Bob Dylan has certainly cemented his place as one of the greatest and most prolific songwriters of modern music history. From folk revival classics like “Mr. Tambourine Man” and “Blowin’ in the Wind” to the 1974 rock-driven record Blood on the Tracks, the “voice of a generation” has sold over 125 million albums and earned ten Grammys.
While many are familiar with his work—or, at the very least, his name—not all may be up-to-date on Dylan’s health. His aloof demeanor, a trademark of his since the ’60s, exacerbates this mystique even further.
We take a look at Dylan’s wellness, work, and life as of this year.
The Early Days Of The Freewheelin’ Bob Dylan
Bob Dylan, born Robert Allen Zimmerman on May 24, 1941, in Duluth, Minnesota, took the world by storm as a vanguard of the 1960’s folk revival movement. Whether your mind wanders to his classic 1963 The Freewheelin’ Bob Dylan or his rock-driven work of the ’70s and ’80s, we typically associate Dylan with the mid-20th century music scene.
Dylan garnered even more international acclaim with the formation of The Band and The Rolling Thunder Revue, two outfits that toured the world and featured outstanding talents in their own right. He was inducted into the Rock & Roll Hall of Fame in 1988.
In 2012, he received the Presidential Medal of Freedom from former President Barack Obama, who said, “there is not a bigger giant in the history of American music. Then, in 2016, he won a Nobel Prize in Literature “for having created new poetic expressions within the great American song tradition. This was the first time a musician had earned the prestigious award.
Dylan’s Prolific And Varied Career
Throughout his decades-long career, he has undergone countless musical transformations. From duets with Johnny Cash to Christian complications and seemingly everything in between, Dylan’s influences and style have been as turbulent and malleable as the changing times he crooned about in 1964.
However, he boasts a tremendous career in both the arts and otherwise.
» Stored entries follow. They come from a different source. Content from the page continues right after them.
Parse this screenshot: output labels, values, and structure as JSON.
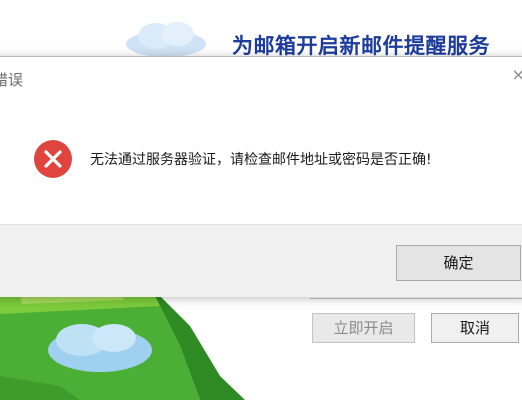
{
  "background_window": {
    "title": "为邮箱开启新邮件提醒服务",
    "buttons": {
      "enable_now": "立即开启",
      "cancel": "取消"
    }
  },
  "dialog": {
    "title": "错误",
    "close_glyph": "×",
    "icon": "error-icon",
    "message": "无法通过服务器验证，请检查邮件地址或密码是否正确!",
    "ok_label": "确定"
  },
  "colors": {
    "title_blue": "#1d3c9c",
    "error_red": "#e0443e",
    "footer_gray": "#f0f0f0"
  }
}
From 2006 to 2009, Dylan hosted a satellite radio show called Theme Time Radio Hour. He has also published books of his lyrics and art, the latter of which has been featured in many galleries. Dylan has also released literature, including his memoir Chronicles: Volume One and a collection of prose and poetry titled Tarantula.
In 2018, Dylan went into the distilling business with liquor entrepreneur Marc Bushala to create a trio of Heaven’s Door Spirits, including a Tennessee straight bourbon, double barrel whiskey, and straight rye whiskey. To avoid appearing like a vanity project, the Heaven’s Door team kept the brand name subtle and included Dylan’s signature on the bottle’s back, so it’s only visible once the bottle is empty.
Two years later, the singer-songwriter sold his songs to Universal Music Publishing Group. While Dylan still retains exclusive rights to his work, songwriter income, and copyrights, Universal will take in profits from Dylan’s work going forward. The deal included over 600 songs for over $300 million, though some estimated it was closer to $400 million.
How Is Bob Dylan’s Health Today?
Dylan has made a career of being a sullen-eyed, wild-haired vagabond. But how does that translate to the soon-to-be 82-year-old’s health? As of late last year, the songwriter was on his second leg of the Rough and Rowdy Ways World Wide Tour. While the tour is slated to last through 2024, there are currently no upcoming tour dates on his website.
We’re unsure whether this has to do with any health-related issues, although it wouldn’t be the first health scare the singer has experienced. In the 1960s, he was in a serious motorcycle accident before taking time out of the public eye in Woodstock in the ’70s.
In the late ’90s, Dylan went to the hospital for chest pain that turned out to be histoplasmosis, an infection from fungus. According to Express.co.uk, his agent, Barry Dickins, gave an update, saying “the infection is potentially fatal. He will remain at the hospital until his condition is stable and he has improved.”
After several weeks, the histoplasmosis morphed into pericarditis, which causes the tissue around the heart to swell and become painful. Doctors told him he would be better in a month or so, after which Dylan shared, “I’m just glad to be feeling better. I really thought I’d be seeing Elvis soon.
Besides these two incidents, there have been no major credible updates regarding the musician’s health.